A High Court Judge has ruled that administrators can begin the process of paying out funds belonging to customers of Football Index after their accounts were frozen following the collapse of the platform earlier this year.
UK firm Begbies Traynor Group are handling the administration and will now start refunding the £3.2 million belonging to 280,000 customers of BetIndex Ltd., the Jersey-based company that ran the popular football betting platform before its collapse.
Football Index was launched in 2015 and marketed as a ‘stock market of football’ where football fans could buy shares in professional football players. The fans would then earn dividends based on a player’s performance or sell their shares in the player for a profit. The player’s share value was not only affected by their performance but also by transfers to bigger clubs.
However, shares in a player could only last for a maximum of three years at which point the customer’s share or bet expired. The idea behind this was to encourage more trading and activity on the platform. The platform became so popular that it was even endorsed by several professional football teams.

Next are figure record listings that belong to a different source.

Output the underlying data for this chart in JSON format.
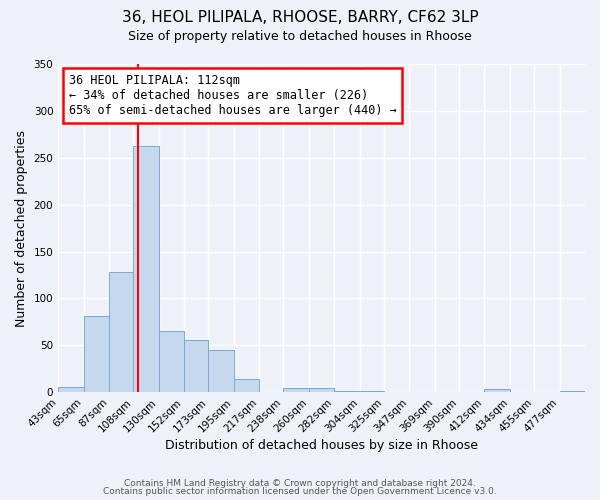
{
  "title_line1": "36, HEOL PILIPALA, RHOOSE, BARRY, CF62 3LP",
  "title_line2": "Size of property relative to detached houses in Rhoose",
  "xlabel": "Distribution of detached houses by size in Rhoose",
  "ylabel": "Number of detached properties",
  "bin_labels": [
    "43sqm",
    "65sqm",
    "87sqm",
    "108sqm",
    "130sqm",
    "152sqm",
    "173sqm",
    "195sqm",
    "217sqm",
    "238sqm",
    "260sqm",
    "282sqm",
    "304sqm",
    "325sqm",
    "347sqm",
    "369sqm",
    "390sqm",
    "412sqm",
    "434sqm",
    "455sqm",
    "477sqm"
  ],
  "bin_edges": [
    43,
    65,
    87,
    108,
    130,
    152,
    173,
    195,
    217,
    238,
    260,
    282,
    304,
    325,
    347,
    369,
    390,
    412,
    434,
    455,
    477
  ],
  "bar_heights": [
    6,
    81,
    128,
    263,
    65,
    56,
    45,
    14,
    0,
    5,
    4,
    1,
    1,
    0,
    0,
    0,
    0,
    3,
    0,
    0,
    1
  ],
  "bar_color": "#c5d8ee",
  "bar_edge_color": "#7aaad0",
  "vline_x": 112,
  "vline_color": "red",
  "annotation_line1": "36 HEOL PILIPALA: 112sqm",
  "annotation_line2": "← 34% of detached houses are smaller (226)",
  "annotation_line3": "65% of semi-detached houses are larger (440) →",
  "annotation_box_color": "white",
  "annotation_box_edgecolor": "red",
  "ylim": [
    0,
    350
  ],
  "yticks": [
    0,
    50,
    100,
    150,
    200,
    250,
    300,
    350
  ],
  "footer_line1": "Contains HM Land Registry data © Crown copyright and database right 2024.",
  "footer_line2": "Contains public sector information licensed under the Open Government Licence v3.0.",
  "bg_color": "#eef2f8",
  "grid_color": "white"
}
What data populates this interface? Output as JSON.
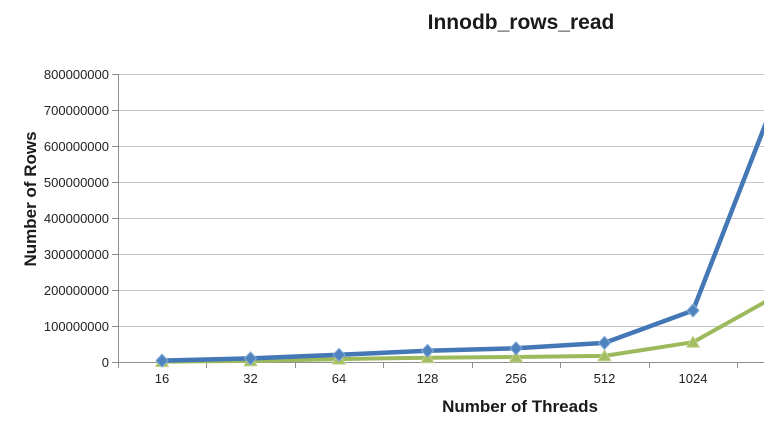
{
  "chart_data": {
    "type": "line",
    "title": "Innodb_rows_read",
    "xlabel": "Number of Threads",
    "ylabel": "Number of Rows",
    "categories": [
      "16",
      "32",
      "64",
      "128",
      "256",
      "512",
      "1024"
    ],
    "ylim": [
      0,
      800000000
    ],
    "y_ticks": [
      0,
      100000000,
      200000000,
      300000000,
      400000000,
      500000000,
      600000000,
      700000000,
      800000000
    ],
    "y_tick_labels": [
      "0",
      "100000000",
      "200000000",
      "300000000",
      "400000000",
      "500000000",
      "600000000",
      "700000000",
      "800000000"
    ],
    "grid": true,
    "legend_position": "none-visible",
    "cropped_right": true,
    "series": [
      {
        "name": "blue-series",
        "color": "#4377B6",
        "marker": "diamond",
        "marker_fill": "#4F83BE",
        "marker_stroke": "#85ABD6",
        "values": [
          4000000,
          10000000,
          20000000,
          31000000,
          38000000,
          53000000,
          143000000
        ],
        "value_at_right_crop": 650000000
      },
      {
        "name": "green-series",
        "color": "#9CBA5B",
        "marker": "triangle",
        "marker_fill": "#A2BE60",
        "marker_stroke": "#C3D494",
        "values": [
          1000000,
          3000000,
          8000000,
          12000000,
          14000000,
          17000000,
          55000000
        ],
        "value_at_right_crop": 165000000
      }
    ],
    "axis_color": "#8E8E8E",
    "grid_color": "#C5C5C5",
    "text_color": "#222222"
  }
}
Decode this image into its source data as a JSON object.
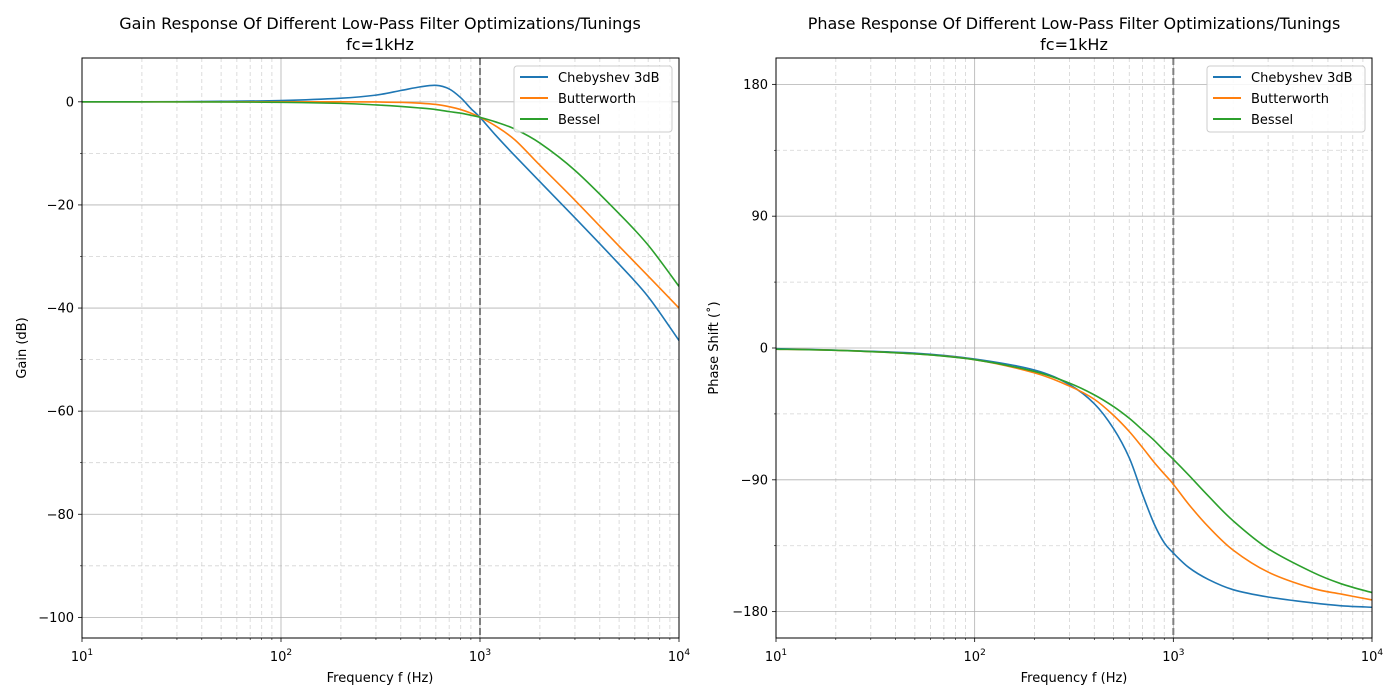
{
  "chart_data": [
    {
      "type": "line",
      "title": "Gain Response Of Different Low-Pass Filter Optimizations/Tunings",
      "subtitle": "fc=1kHz",
      "xlabel": "Frequency f (Hz)",
      "ylabel": "Gain (dB)",
      "xscale": "log",
      "xlim": [
        10,
        10000
      ],
      "ylim": [
        -104,
        8.5
      ],
      "x_ticks": [
        {
          "value": 10,
          "base": "10",
          "exp": "1"
        },
        {
          "value": 100,
          "base": "10",
          "exp": "2"
        },
        {
          "value": 1000,
          "base": "10",
          "exp": "3"
        },
        {
          "value": 10000,
          "base": "10",
          "exp": "4"
        }
      ],
      "y_ticks": [
        {
          "value": 0,
          "label": "0"
        },
        {
          "value": -20,
          "label": "−20"
        },
        {
          "value": -40,
          "label": "−40"
        },
        {
          "value": -60,
          "label": "−60"
        },
        {
          "value": -80,
          "label": "−80"
        },
        {
          "value": -100,
          "label": "−100"
        }
      ],
      "y_minor_ticks": [
        -10,
        -30,
        -50,
        -70,
        -90
      ],
      "grid": true,
      "cutoff_line_x": 1000,
      "legend": "top-right",
      "series": [
        {
          "name": "Chebyshev 3dB",
          "color": "#1f77b4",
          "x": [
            10,
            20,
            50,
            100,
            200,
            300,
            400,
            500,
            600,
            700,
            800,
            900,
            1000,
            1200,
            1500,
            2000,
            3000,
            5000,
            7000,
            10000
          ],
          "values": [
            0,
            0,
            0.1,
            0.25,
            0.7,
            1.3,
            2.2,
            2.9,
            3.2,
            2.5,
            0.8,
            -1.3,
            -3.0,
            -6.5,
            -10.5,
            -15.5,
            -22.5,
            -31.5,
            -37.8,
            -46.3
          ]
        },
        {
          "name": "Butterworth",
          "color": "#ff7f0e",
          "x": [
            10,
            50,
            100,
            200,
            300,
            400,
            500,
            600,
            700,
            800,
            900,
            1000,
            1200,
            1500,
            2000,
            3000,
            5000,
            7000,
            10000
          ],
          "values": [
            0,
            0,
            0,
            0,
            -0.03,
            -0.1,
            -0.26,
            -0.5,
            -0.94,
            -1.5,
            -2.2,
            -3.0,
            -4.7,
            -7.4,
            -12.3,
            -19.1,
            -28.0,
            -33.8,
            -40.0
          ]
        },
        {
          "name": "Bessel",
          "color": "#2ca02c",
          "x": [
            10,
            50,
            100,
            200,
            300,
            400,
            500,
            600,
            700,
            800,
            900,
            1000,
            1200,
            1500,
            2000,
            3000,
            5000,
            7000,
            10000
          ],
          "values": [
            0,
            -0.03,
            -0.1,
            -0.3,
            -0.6,
            -0.9,
            -1.2,
            -1.5,
            -1.9,
            -2.2,
            -2.6,
            -3.0,
            -3.9,
            -5.3,
            -8.0,
            -13.3,
            -21.7,
            -27.8,
            -35.8
          ]
        }
      ]
    },
    {
      "type": "line",
      "title": "Phase Response Of Different Low-Pass Filter Optimizations/Tunings",
      "subtitle": "fc=1kHz",
      "xlabel": "Frequency f (Hz)",
      "ylabel": "Phase Shift (˚)",
      "xscale": "log",
      "xlim": [
        10,
        10000
      ],
      "ylim": [
        -198,
        198
      ],
      "x_ticks": [
        {
          "value": 10,
          "base": "10",
          "exp": "1"
        },
        {
          "value": 100,
          "base": "10",
          "exp": "2"
        },
        {
          "value": 1000,
          "base": "10",
          "exp": "3"
        },
        {
          "value": 10000,
          "base": "10",
          "exp": "4"
        }
      ],
      "y_ticks": [
        {
          "value": 180,
          "label": "180"
        },
        {
          "value": 90,
          "label": "90"
        },
        {
          "value": 0,
          "label": "0"
        },
        {
          "value": -90,
          "label": "−90"
        },
        {
          "value": -180,
          "label": "−180"
        }
      ],
      "y_minor_ticks": [
        135,
        45,
        -45,
        -135
      ],
      "grid": true,
      "cutoff_line_x": 1000,
      "legend": "top-right",
      "series": [
        {
          "name": "Chebyshev 3dB",
          "color": "#1f77b4",
          "x": [
            10,
            20,
            50,
            100,
            200,
            300,
            400,
            500,
            600,
            700,
            800,
            900,
            1000,
            1200,
            1500,
            2000,
            3000,
            5000,
            7000,
            10000
          ],
          "values": [
            -0.5,
            -1.5,
            -3.5,
            -7.5,
            -15,
            -25,
            -38,
            -55,
            -75,
            -100,
            -120,
            -133,
            -140,
            -150,
            -158,
            -165,
            -170,
            -174,
            -176,
            -177
          ]
        },
        {
          "name": "Butterworth",
          "color": "#ff7f0e",
          "x": [
            10,
            20,
            50,
            100,
            200,
            300,
            400,
            500,
            600,
            700,
            800,
            900,
            1000,
            1200,
            1500,
            2000,
            3000,
            5000,
            7000,
            10000
          ],
          "values": [
            -0.8,
            -1.6,
            -4,
            -8,
            -17,
            -26,
            -35,
            -46,
            -57,
            -68,
            -78,
            -86,
            -93,
            -107,
            -122,
            -138,
            -153,
            -164,
            -168,
            -172
          ]
        },
        {
          "name": "Bessel",
          "color": "#2ca02c",
          "x": [
            10,
            20,
            50,
            100,
            200,
            300,
            400,
            500,
            600,
            700,
            800,
            900,
            1000,
            1200,
            1500,
            2000,
            3000,
            5000,
            7000,
            10000
          ],
          "values": [
            -0.8,
            -1.6,
            -4,
            -8,
            -16,
            -24,
            -32,
            -40,
            -48,
            -56,
            -63,
            -70,
            -76,
            -87,
            -101,
            -118,
            -137,
            -153,
            -161,
            -167
          ]
        }
      ]
    }
  ]
}
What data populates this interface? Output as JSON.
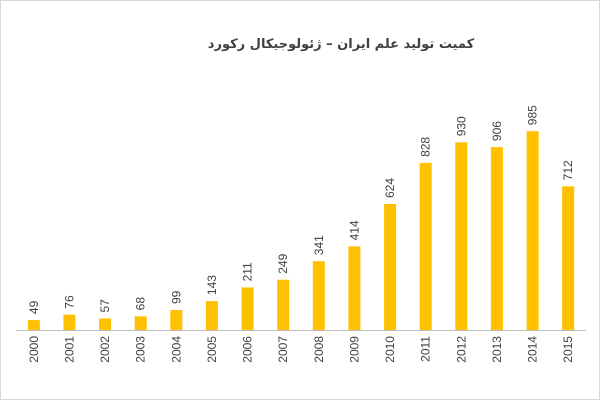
{
  "colors": {
    "bar": "#FFC000",
    "axis": "#bfbfbf",
    "text": "#404040"
  },
  "chart_data": {
    "type": "bar",
    "title": "کمیت تولید علم ایران – ژئولوجیکال رکورد",
    "xlabel": "",
    "ylabel": "",
    "categories": [
      "2000",
      "2001",
      "2002",
      "2003",
      "2004",
      "2005",
      "2006",
      "2007",
      "2008",
      "2009",
      "2010",
      "2011",
      "2012",
      "2013",
      "2014",
      "2015"
    ],
    "values": [
      49,
      76,
      57,
      68,
      99,
      143,
      211,
      249,
      341,
      414,
      624,
      828,
      930,
      906,
      985,
      712
    ],
    "ylim": [
      0,
      1085
    ],
    "grid": false,
    "legend": "none"
  }
}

But then in March of this year it was announced that payouts on players would be reduced which caused player share prices to crash. As a result, the company then announced that it would go into administration after its license was suspended. At this point the UK Gambling Commission opened an investigation into the company’s collapse and all customer’s money was frozen.
Following the High Court ruling this week, customers will be paid out according to the status of their account on March 26th as the judge decided not to wait for customers’ shares or bets to expire at the end of their three year period. This means that any dividends that have accrued since that date will not be paid out.
Administrators have revealed that the company has £4.5 million in the bank, £3.2 million of which belongs to customers. The court has decided that once all money has been repaid to customers and any further deductions taken from the company accounts, any remaining funds can flow back into the company.
Administrators have also revealed that they have signed an agreement with creditors that will allow the company to continue trading under a different business model and prevent it from going into liquidation.
Meanwhile, The Department for Digital, Culture, Media and Sport has appointed Malcolm Sheehan QC of Henderson Chambers to lead a regulatory review into how the Gambling Commission handled the situation.
Malcolm Sheehan QC will review the steps taken by the Gambling Commission and other regulatory bodies regarding BetIndex. As set out in the terms of reference published today, it will examine the regulatory environment around the novel football betting product which collapsed earlier this year leaving thousands of customers out of pocket.
The UK Gambling Commission has said that it welcomes the move and has launched its own internal investigation that will be separate from the government review.